In high school, I used to think that as long as I had a grade that was higher than one person, I would be okay. But surprisingly, college didn't have the same expectations.
College wasn't about who had the highest GPA, it wasn't about who was the smartest person in the room or even who could answer the most questions… it was different. For once I didn't have to be the best, but rather be happy with doing the best things for me.
College was a place where happiness actually meant more than just winning or being the best. It was a whole new ballpark for me.
"How was I even supposed to know what I wanted to do?" No one had ever asked me that before. Of course, I had heard about high-paying careers and jobs that involved more work than play, but how was I supposed to know that's what I wanted to do? I was never concerned about the money because I knew I would do what it took to provide for myself.
But, how could I measure what happiness in a career choice looked like? There was no number scale to measure the joy I would get. I had to actually figure out how to be happy with something other than an 'A' on a test.

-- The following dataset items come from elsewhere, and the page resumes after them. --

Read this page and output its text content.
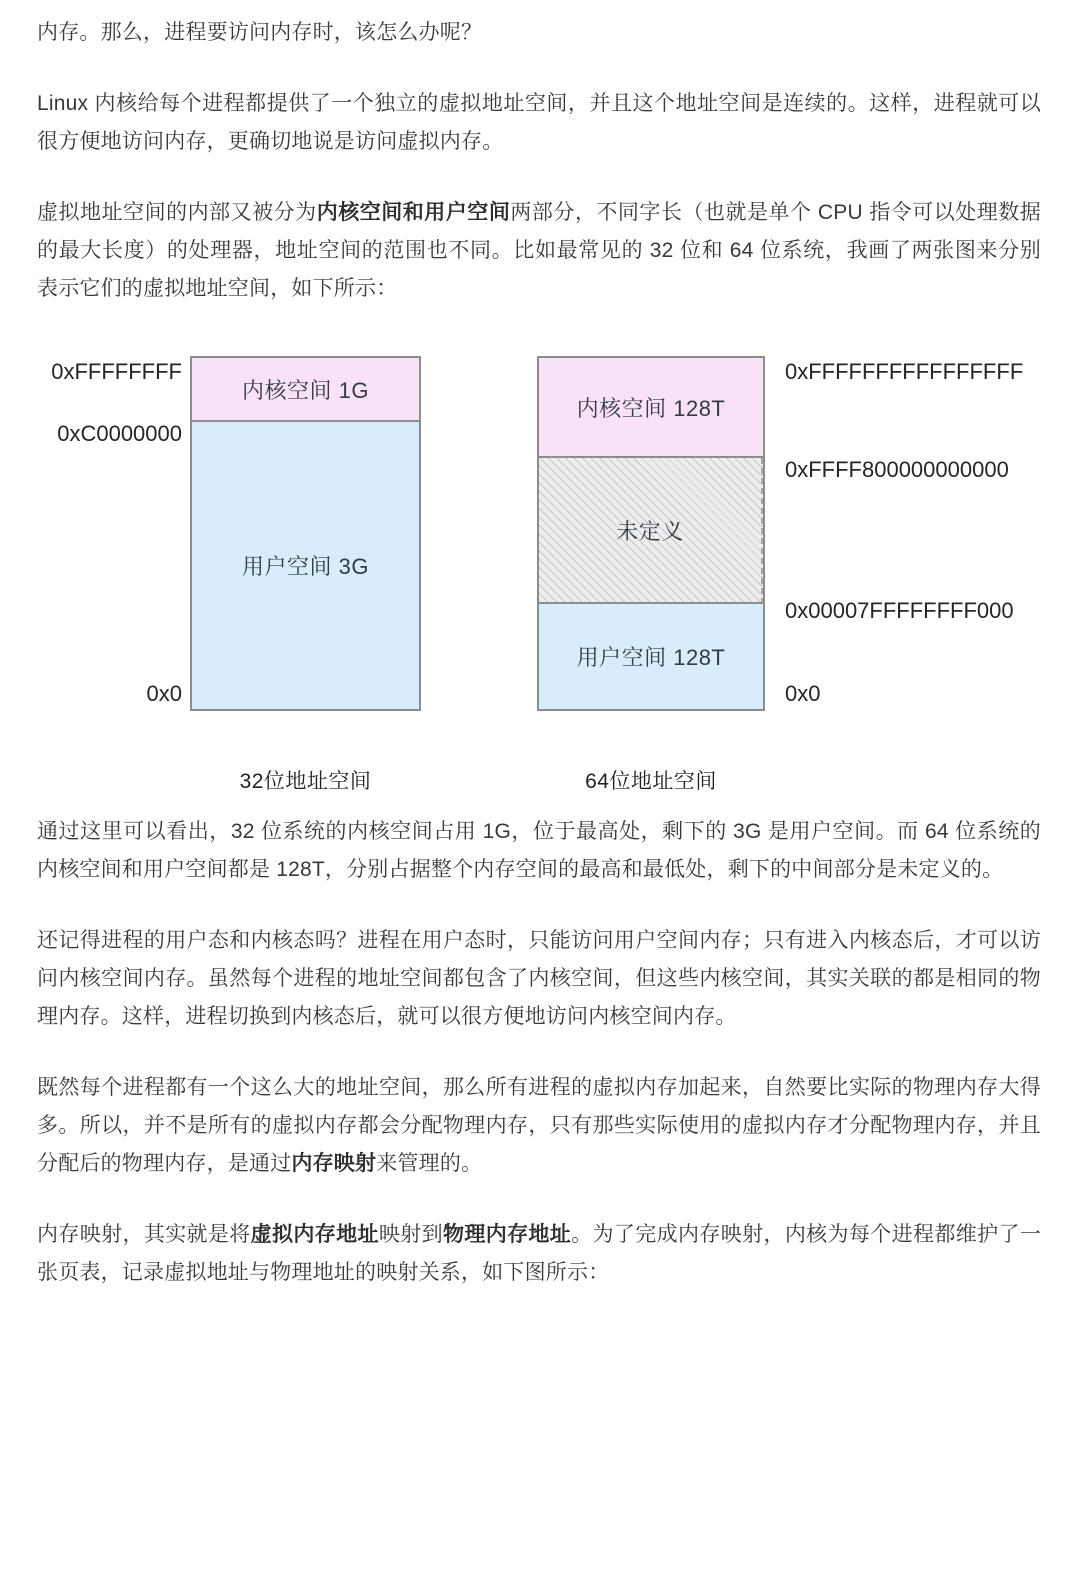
内存。那么，进程要访问内存时，该怎么办呢？

Linux 内核给每个进程都提供了一个独立的虚拟地址空间，并且这个地址空间是连续的。这样，进程就可以很方便地访问内存，更确切地说是访问虚拟内存。

虚拟地址空间的内部又被分为内核空间和用户空间两部分，不同字长（也就是单个 CPU 指令可以处理数据的最大长度）的处理器，地址空间的范围也不同。比如最常见的 32 位和 64 位系统，我画了两张图来分别表示它们的虚拟地址空间，如下所示：

0xFFFFFFFF
0xC0000000
0x0
内核空间 1G
用户空间 3G
内核空间 128T
未定义
用户空间 128T
0xFFFFFFFFFFFFFFFF
0xFFFF800000000000
0x00007FFFFFFFF000
0x0
32位地址空间	64位地址空间

通过这里可以看出，32 位系统的内核空间占用 1G，位于最高处，剩下的 3G 是用户空间。而 64 位系统的内核空间和用户空间都是 128T，分别占据整个内存空间的最高和最低处，剩下的中间部分是未定义的。

还记得进程的用户态和内核态吗？进程在用户态时，只能访问用户空间内存；只有进入内核态后，才可以访问内核空间内存。虽然每个进程的地址空间都包含了内核空间，但这些内核空间，其实关联的都是相同的物理内存。这样，进程切换到内核态后，就可以很方便地访问内核空间内存。

既然每个进程都有一个这么大的地址空间，那么所有进程的虚拟内存加起来，自然要比实际的物理内存大得多。所以，并不是所有的虚拟内存都会分配物理内存，只有那些实际使用的虚拟内存才分配物理内存，并且分配后的物理内存，是通过内存映射来管理的。

内存映射，其实就是将虚拟内存地址映射到物理内存地址。为了完成内存映射，内核为每个进程都维护了一张页表，记录虚拟地址与物理地址的映射关系，如下图所示：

Granted, I still haven't navigated what career I want to spend my life in and something in me will always be indecisive on what even makes me happy. But I will say the first step of getting out of the competition mindset was the hardest. I still fight time, deadlines, and a ton of assignments, but it doesn't matter as much that I gave a better PowerPoint than someone else or even if I got one more answer correct on my test than them because I am my own competition.
I conquered high school with a diploma, but what really is the prize of life and how do you even know if you've won?
Sometimes I hope to know what the winner's circle of life looks like. But for now, I think I like the view better from the stands as I just figure out what my "now what" moment is in life.